Originally posted by photoptimist That's a very good point and maybe I'm a bit too harsh on marketing. And yet.....
The first open question is: can marketing increase sales sufficiently to offset the cost of marketing? If Ricoh added $1 million to the Pentax marketing budget, what would they get, and would it boost sales? Ricoh's per unit gross on Pentax equipment probably is not high once you take out retail mark-ups, shipping costs, warrantee costs, and costs of goods sold -- maybe a $100-$300 dollars per camera? That $1 million would need to boost sales by say 3,000 to 10,000 units just to break even. And for marketing to actually create say another $1 million in resources for R&D, that campaign would need to boost sales by say 6,000 to 20,000 cameras. Can the campaign do that? I feel like marketing is no longer seen by many (how many people use ad blockers or simply avert their eyes to advertising).

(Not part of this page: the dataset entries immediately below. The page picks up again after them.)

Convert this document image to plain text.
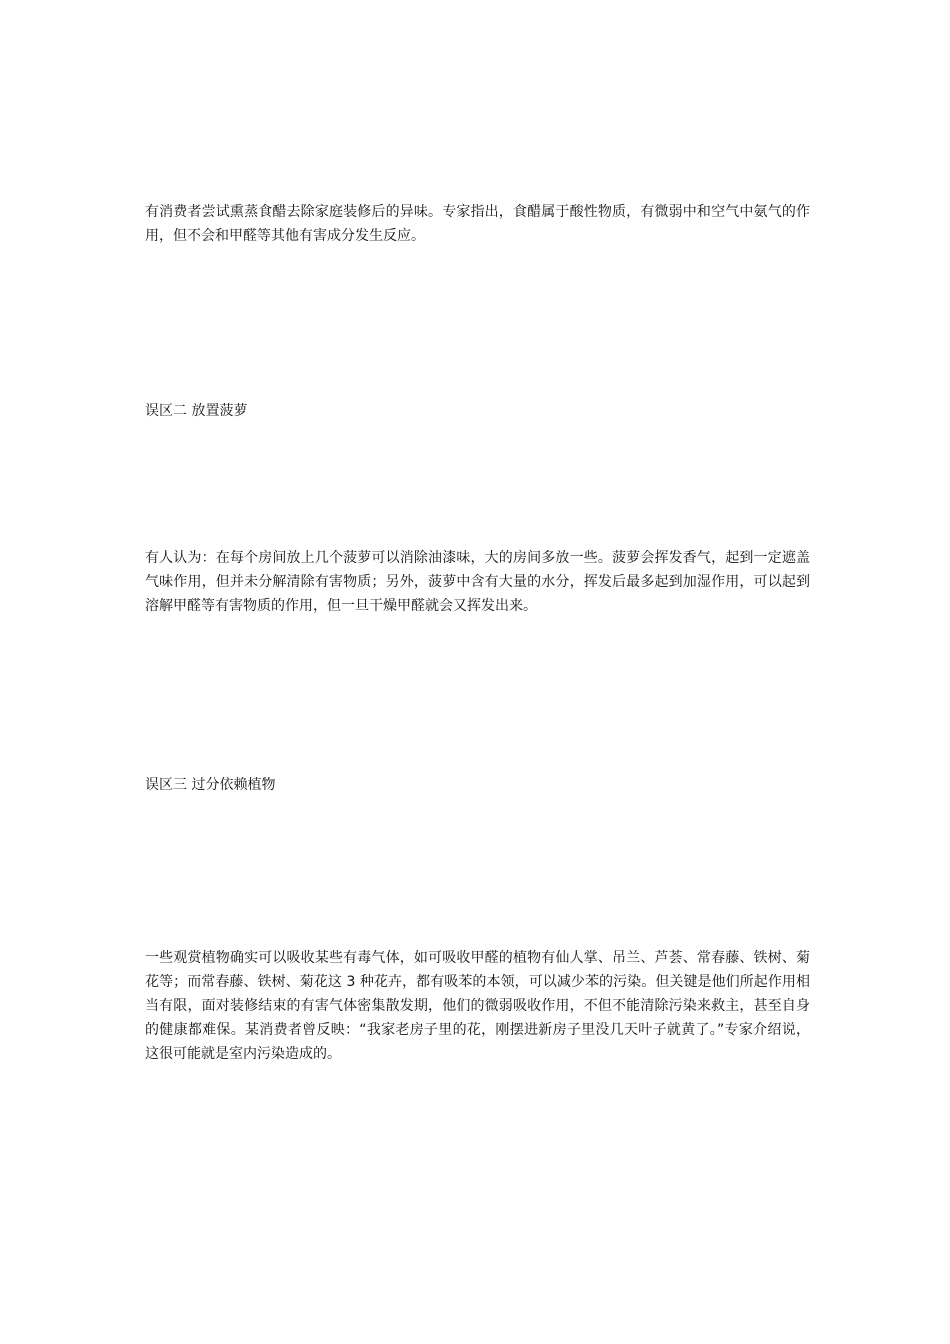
有消费者尝试熏蒸食醋去除家庭装修后的异味。专家指出，食醋属于酸性物质，有微弱中和空气中氨气的作用，但不会和甲醛等其他有害成分发生反应。

误区二 放置菠萝

有人认为：在每个房间放上几个菠萝可以消除油漆味，大的房间多放一些。菠萝会挥发香气，起到一定遮盖气味作用，但并未分解清除有害物质；另外，菠萝中含有大量的水分，挥发后最多起到加湿作用，可以起到溶解甲醛等有害物质的作用，但一旦干燥甲醛就会又挥发出来。

误区三 过分依赖植物

一些观赏植物确实可以吸收某些有毒气体，如可吸收甲醛的植物有仙人掌、吊兰、芦荟、常春藤、铁树、菊花等；而常春藤、铁树、菊花这 3 种花卉，都有吸苯的本领，可以减少苯的污染。但关键是他们所起作用相当有限，面对装修结束的有害气体密集散发期，他们的微弱吸收作用，不但不能清除污染来救主，甚至自身的健康都难保。某消费者曾反映：“我家老房子里的花，刚摆进新房子里没几天叶子就黄了。”专家介绍说，这很可能就是室内污染造成的。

A social media campaign may be inexpensive, but that only reaches people who already know about Pentax. It's not effective at reaching those who don't know Pentax exists. And the marketing that is noticed is not trusted and is likely to foster insults and derision. Does marketing still really work to convince non-beleivers?
The second open question remains whether marketing can increase sales more that can some other uses of those funds. That same $1 millio might make much of a difference if used to crete better AF, a new lens, or an update to the K-3. If Ricoh is thinking about adding $1 million to Pentax corporate budget, is it better to put that into marketing or engineering?
We can only speculate on the rationale for Ricoh's strategy. Are they stupid to ignore marketing or do they have data that shows that marketing is not cost-effective relative to other uses of the money?
Well, in this case I think they have been very poor on the marketing front, so poor it's laughable. The people I've met in person were barely competent, knew little about the things they were marketing except what could be read in the press release. A demo I went to was also laughably poor. And the latest episode is this interview with whoever it is from Japan at CP+ . I've seen far livelier sculpture. This just won't do.
So, before I'd recommend what you seem to be suggesting, spending an additional cool million (although this is reminding me of Austin Powers' evil nemesis, Dr. Evil, and "ONE MILLION DOLLARS!" )
, I would challenge Pentax to do whatever marketing they are currently doing at the current budget, only henceforth do it competently. Today, in 2018, they could indeed do a great deal more with the money they have. Think: more Youtube demo videos, double them on Vimeo, collaborate with this site and a couple of others, put someone in front of the cameras for interviews who can show more liveliness in front of them (that's a skill, actually...so, find that person in-house and use him/her), get the guys at the booths with the gear and train them on it, do a bit more brochur-ing (it's not expensive today!), get the ambassadors either out into the field or do some videos with them, and more. None of that would cost that million dollars.
Here's a concrete example of bad marketing: one of my best and oldest friends is an independent rep for Pentax. This extremely experienced salesperson
can't get samples to show the dealers in the territory. That's just completely pathetic. And, forget about a tech rep...good lord. And, I'm not really even talking about spreading the joy much past the faithful to begin with. Monochrome et al. do have a point, above. But why not solidify the base? And on the medium format side, Pentax could and should work to attract more sales, and they wouldn't be bumping up against Canon and Nikon.